"Mr. Spool can't run away again," smiled Phronsie through her tears, and leaning out of her little wooden chair to see Joel drop the spool in. "That's nice, Polly, isn't it? Now he can't run away again," she hummed.

"Indeed, it is," sang Polly, delighted; "he's fast now, so fly at your snarl, Pet, Mamsie'll be so pleased to think you've picked out some of it."

"I'm going to pick it all out," declared Phronsie in a tone of determination.
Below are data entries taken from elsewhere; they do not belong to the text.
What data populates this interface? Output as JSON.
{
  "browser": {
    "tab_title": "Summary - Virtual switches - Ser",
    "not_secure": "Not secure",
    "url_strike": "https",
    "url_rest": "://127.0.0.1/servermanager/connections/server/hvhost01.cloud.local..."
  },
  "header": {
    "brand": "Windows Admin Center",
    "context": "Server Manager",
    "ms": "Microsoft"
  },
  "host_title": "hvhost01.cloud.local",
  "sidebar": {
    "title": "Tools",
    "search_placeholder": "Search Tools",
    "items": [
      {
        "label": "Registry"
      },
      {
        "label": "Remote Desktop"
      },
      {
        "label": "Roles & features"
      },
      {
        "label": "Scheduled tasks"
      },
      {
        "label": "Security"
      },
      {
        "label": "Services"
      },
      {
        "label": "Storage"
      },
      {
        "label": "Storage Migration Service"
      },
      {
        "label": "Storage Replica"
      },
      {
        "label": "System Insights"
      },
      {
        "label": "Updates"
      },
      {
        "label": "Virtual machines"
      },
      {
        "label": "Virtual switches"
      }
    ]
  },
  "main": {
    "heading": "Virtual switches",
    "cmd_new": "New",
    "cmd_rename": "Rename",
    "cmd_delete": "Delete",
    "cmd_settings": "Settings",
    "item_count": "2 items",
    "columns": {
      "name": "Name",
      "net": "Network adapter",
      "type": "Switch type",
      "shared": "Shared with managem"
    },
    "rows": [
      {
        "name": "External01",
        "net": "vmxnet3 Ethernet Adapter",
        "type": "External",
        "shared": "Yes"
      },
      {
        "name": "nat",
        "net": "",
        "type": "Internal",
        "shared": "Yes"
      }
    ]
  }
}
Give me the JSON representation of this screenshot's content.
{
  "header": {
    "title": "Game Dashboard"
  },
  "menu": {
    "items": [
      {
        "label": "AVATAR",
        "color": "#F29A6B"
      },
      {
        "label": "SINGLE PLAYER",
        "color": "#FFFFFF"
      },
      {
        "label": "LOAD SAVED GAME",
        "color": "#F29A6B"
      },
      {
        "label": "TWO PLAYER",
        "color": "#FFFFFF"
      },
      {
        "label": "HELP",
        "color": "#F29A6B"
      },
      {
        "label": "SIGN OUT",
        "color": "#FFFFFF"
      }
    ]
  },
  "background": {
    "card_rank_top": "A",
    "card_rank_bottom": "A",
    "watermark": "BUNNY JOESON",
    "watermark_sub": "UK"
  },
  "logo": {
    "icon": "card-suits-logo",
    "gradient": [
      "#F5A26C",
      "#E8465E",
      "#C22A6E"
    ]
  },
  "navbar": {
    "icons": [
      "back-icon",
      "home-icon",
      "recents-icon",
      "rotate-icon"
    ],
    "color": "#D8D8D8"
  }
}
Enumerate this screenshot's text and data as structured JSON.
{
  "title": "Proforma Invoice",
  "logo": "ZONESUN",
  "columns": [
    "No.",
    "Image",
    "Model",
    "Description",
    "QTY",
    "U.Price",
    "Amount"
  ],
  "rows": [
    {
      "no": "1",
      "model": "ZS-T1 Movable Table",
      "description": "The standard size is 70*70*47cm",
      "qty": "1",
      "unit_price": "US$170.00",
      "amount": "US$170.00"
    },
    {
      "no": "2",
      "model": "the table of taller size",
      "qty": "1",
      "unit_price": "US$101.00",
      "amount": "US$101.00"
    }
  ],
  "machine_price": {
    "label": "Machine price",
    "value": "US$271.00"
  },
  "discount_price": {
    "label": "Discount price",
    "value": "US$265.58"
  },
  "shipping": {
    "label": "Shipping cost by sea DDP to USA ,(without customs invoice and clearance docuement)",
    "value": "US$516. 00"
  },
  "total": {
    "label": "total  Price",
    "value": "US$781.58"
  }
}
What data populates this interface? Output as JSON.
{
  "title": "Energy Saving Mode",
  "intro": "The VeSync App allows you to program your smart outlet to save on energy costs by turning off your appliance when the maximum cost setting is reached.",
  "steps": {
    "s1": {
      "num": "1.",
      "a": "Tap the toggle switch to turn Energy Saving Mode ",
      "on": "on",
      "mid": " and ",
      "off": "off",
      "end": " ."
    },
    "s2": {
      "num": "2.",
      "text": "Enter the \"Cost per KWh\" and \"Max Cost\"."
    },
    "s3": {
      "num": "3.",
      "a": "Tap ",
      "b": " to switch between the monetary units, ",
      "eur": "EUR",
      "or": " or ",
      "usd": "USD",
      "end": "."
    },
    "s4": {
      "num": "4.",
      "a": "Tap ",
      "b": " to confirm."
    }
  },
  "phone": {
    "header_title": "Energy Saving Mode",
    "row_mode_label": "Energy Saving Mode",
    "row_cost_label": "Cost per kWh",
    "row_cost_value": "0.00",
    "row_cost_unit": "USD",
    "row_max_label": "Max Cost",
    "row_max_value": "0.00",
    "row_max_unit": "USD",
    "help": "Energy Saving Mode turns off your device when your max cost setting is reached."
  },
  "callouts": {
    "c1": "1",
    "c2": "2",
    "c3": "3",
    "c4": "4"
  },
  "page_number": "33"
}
And wiping off the tears on the back of her fat little hand, she set to work, humming away again to herself.

"Now, whatever keeps David!" cried Polly, dishing out Joel's mush from the kettle on the stove, and setting the bowl on the table.

"He's coming," said Joel, hastily. "O dear me, I wish we ever had anything, Polly Pepper, but mush and molasses for breakfast!"

"Some people don't have anything half as good," said Polly, starting for the stairs.

"What don't they have?" asked Joel in alarm, as he watched her go.

"Oh, I don't know; different things. Da-vid!" she called.

"You said they didn't have things half as good," said Joel, stopping with a spoonful of porridge halfway to his mouth. "So you know what they are, now, Polly Pepper."

"Oh, well, they don't. Plenty and plenty of people don't get near as good things as we have every day for breakfast."